1) Because I don't think you want anything more "powerful" than defmacro-style macros. 2) Because at this stage I'm focusing mostly on making programs shorter.


fair enough. On that note, http://www.ccs.neu.edu/scheme/pubs/scp91-felleisen.ps.gz is probably the best formal treatment concision in a programming language.


Are you still working on Arc? You've been absent from the Arc forum for a long time...


Yes, I've been working quite a lot on various bits of the code this summer. In the last couple weeks I've been working on speed improvements and protection against voting rings and spammers in news. (The stories on the frontpage now seem visibly better, at least to me.)


At RubyFringe, Giles Bowkett conjectured "Maybe a programmer is a how, not a what." Although I'd read this before, it shook me. Things in a language's implementation are hows, while things in its design are whats.


Doug Kaye: The second chapter of the book, which is in fact entitled Hackers and Painters, draws parallels between hacking and painting. In what ways do you think to program is more like painting than it is like some of our more common metaphors such as engineering?

Paul Graham: One big difference between painting and engineering is engineers.in buildings for example there is this distinction between architects and engineers. Architects decide what the building is going to look like basically and then they say to an engineer, "Can I do this? And then how?" And the engineer figures out how. So architects figure out "what," engineers figure out "how." Well painters do both. Painters decide what to paint and then have to paint it. And hackers in the best case also do both. They're not merely engineers who just figure out "how." The great hackers decide "what" and then figure out "how." And in fact the two can influence one another in a cycle in the best case. In the best case, you figure out "what" by trying various "hows."

http://www.thelinguist.com/en/en/library/item/10593/


So to get the terminology right, Dr Scheme is a "programming environment" (think of it as the IDE) for PLT Scheme. Arc runs on MzScheme, which is PLT's implementation of Scheme (plus a lot of other things too).

I haven't heard of anyone using Dr Scheme as an editor / IDE for Arc.


I've used Dr Scheme with arc (technically anarki-arc). It worked with no problem on Windows XP / Windows Vista / Ubuntu / Mac OS X (10.5). It's probably the single easiest way to demo it to someone that isn't familiar with lisp/scheme. (java heads, .net programmers, etc.)

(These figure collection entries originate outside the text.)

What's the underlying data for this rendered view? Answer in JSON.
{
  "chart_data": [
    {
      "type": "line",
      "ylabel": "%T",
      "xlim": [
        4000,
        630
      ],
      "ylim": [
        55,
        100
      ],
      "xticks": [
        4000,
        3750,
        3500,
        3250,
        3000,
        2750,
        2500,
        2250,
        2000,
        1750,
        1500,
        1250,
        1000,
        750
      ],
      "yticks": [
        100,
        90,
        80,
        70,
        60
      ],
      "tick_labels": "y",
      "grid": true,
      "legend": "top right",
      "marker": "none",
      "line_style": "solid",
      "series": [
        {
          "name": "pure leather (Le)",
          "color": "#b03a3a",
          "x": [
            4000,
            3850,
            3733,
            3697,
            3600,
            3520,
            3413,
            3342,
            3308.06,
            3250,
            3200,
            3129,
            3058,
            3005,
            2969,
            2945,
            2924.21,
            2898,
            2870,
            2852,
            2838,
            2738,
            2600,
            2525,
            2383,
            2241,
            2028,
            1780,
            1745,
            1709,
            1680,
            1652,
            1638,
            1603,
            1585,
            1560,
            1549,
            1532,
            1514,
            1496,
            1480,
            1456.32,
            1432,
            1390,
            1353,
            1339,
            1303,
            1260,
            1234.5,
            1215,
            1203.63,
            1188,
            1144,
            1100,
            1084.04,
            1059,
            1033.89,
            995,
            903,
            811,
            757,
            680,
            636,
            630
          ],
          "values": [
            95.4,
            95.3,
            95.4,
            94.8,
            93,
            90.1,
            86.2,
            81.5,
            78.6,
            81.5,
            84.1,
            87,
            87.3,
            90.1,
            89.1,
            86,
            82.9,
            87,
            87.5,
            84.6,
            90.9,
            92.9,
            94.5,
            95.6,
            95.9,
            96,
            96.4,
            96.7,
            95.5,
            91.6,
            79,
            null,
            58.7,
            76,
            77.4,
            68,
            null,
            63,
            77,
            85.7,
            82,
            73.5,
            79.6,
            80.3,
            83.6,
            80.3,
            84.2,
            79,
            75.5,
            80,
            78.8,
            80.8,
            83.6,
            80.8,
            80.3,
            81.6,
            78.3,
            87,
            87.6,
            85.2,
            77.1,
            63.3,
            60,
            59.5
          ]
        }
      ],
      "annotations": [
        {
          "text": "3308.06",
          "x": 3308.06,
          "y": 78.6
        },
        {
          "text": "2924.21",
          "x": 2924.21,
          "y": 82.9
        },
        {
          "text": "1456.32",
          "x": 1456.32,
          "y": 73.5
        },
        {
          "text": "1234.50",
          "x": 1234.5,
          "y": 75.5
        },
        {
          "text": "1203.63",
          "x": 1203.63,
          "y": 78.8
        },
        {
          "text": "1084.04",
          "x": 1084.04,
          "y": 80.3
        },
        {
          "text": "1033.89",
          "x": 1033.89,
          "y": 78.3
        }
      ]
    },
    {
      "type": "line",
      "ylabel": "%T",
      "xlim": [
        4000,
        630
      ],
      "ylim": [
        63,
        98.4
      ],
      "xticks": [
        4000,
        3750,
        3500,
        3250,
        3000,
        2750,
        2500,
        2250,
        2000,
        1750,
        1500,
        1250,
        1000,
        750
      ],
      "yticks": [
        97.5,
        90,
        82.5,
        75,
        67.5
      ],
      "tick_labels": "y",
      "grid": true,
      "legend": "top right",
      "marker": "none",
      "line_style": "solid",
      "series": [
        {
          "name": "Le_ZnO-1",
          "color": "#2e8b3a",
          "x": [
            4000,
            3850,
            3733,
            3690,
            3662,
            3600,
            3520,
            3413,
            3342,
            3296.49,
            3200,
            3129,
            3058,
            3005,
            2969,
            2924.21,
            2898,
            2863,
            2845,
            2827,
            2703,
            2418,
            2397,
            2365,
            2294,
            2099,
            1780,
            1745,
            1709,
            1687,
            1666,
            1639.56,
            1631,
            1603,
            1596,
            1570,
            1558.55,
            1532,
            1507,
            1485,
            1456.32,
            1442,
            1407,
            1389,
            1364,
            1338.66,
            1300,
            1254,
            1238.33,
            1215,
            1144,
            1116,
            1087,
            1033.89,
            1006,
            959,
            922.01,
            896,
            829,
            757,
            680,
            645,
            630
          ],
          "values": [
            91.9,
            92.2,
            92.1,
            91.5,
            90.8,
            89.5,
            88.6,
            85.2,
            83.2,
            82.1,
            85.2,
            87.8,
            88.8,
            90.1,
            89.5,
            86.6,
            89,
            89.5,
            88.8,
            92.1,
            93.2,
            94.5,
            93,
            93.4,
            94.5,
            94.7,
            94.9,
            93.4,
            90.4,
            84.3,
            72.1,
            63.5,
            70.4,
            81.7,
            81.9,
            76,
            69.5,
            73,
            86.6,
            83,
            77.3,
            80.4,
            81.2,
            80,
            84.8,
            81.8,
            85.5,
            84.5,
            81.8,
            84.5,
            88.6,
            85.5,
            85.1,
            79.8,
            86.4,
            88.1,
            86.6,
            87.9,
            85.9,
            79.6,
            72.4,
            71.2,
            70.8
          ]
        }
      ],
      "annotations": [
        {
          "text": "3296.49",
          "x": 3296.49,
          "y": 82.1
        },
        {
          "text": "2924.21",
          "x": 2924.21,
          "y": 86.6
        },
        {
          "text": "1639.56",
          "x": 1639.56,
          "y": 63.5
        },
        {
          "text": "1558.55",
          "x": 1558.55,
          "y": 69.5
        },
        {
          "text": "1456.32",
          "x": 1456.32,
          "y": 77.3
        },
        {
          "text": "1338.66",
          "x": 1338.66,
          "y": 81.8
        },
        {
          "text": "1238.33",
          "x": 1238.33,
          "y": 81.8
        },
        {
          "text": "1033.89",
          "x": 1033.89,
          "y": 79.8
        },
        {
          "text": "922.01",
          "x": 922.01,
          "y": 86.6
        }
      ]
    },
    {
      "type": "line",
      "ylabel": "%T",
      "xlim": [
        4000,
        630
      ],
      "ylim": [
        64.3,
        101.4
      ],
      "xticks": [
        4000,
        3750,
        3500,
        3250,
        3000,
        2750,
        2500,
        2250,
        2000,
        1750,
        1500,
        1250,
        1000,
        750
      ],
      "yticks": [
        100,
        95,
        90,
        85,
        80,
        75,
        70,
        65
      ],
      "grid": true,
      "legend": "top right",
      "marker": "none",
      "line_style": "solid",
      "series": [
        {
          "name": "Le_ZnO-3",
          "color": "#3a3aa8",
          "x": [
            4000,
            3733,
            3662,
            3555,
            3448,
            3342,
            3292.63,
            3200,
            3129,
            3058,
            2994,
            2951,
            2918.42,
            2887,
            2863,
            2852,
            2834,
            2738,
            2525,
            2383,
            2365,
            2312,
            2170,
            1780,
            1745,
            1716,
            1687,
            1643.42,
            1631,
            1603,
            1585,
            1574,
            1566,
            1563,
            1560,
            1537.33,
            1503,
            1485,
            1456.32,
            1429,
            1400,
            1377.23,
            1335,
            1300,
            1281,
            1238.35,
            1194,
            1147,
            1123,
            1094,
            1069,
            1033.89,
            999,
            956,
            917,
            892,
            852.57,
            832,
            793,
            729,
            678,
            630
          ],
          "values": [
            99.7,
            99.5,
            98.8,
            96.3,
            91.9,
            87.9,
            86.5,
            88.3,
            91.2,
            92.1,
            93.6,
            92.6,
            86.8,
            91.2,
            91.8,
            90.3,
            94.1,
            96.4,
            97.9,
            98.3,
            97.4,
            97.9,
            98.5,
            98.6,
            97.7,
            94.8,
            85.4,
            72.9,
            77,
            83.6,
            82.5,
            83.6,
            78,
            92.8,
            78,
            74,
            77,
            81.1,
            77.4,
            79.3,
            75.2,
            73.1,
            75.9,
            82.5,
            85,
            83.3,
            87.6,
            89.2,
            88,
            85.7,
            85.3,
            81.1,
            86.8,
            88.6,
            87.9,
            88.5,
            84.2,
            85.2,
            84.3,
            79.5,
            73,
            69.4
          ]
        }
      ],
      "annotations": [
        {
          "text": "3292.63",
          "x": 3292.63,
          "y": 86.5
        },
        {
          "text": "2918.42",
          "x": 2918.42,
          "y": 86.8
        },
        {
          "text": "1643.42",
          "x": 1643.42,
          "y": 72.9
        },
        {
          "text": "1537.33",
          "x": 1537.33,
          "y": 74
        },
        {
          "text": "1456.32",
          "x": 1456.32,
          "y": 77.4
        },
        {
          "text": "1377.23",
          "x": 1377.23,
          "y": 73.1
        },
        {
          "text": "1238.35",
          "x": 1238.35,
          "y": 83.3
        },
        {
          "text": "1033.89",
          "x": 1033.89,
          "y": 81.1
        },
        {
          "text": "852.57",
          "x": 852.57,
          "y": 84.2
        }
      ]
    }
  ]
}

Demoing it with a eclipse / visual studio like IDE really does make a difference. There a a surprising number of people who dislike VI/VIM and emacs.

When I'm actually doing arc development I use emacs and inferior-arc.

http://github.com/nex3/arc/tree/master/extras/inferior-arc.e...


by Dr Scheme in my case I mean plt scheme, which is pretty nice as schemes go


I wonder if PG will incorporate the dataflow portions of his dissertation in a future Arc compiler?


Computers have changed since the 80's. A lot. Micro-optimizations at the instruction level only help code that can run out of L1 cache. Typical tasks these days (c.f. web development, both server and client) use huge data sets, and are frustratingly resistant to this kind of trick.

I'm not a big fan of either scheme or arc, frankly, but pg's decision to leave the optimization to the underlying scheme interpreter sounds spot on to me.


Johnathan Rees' T project page has a list of errata to Shivers' article.

http://mumble.net/~jar/tproject/


Any links anywhere to some sample applications or code snippets written in T?

Sounds like an interesting variant of Lisp.


You can get the last versions of T here - http://mumble.net/~jar/tproject/

Haven't checked if there's any sample code.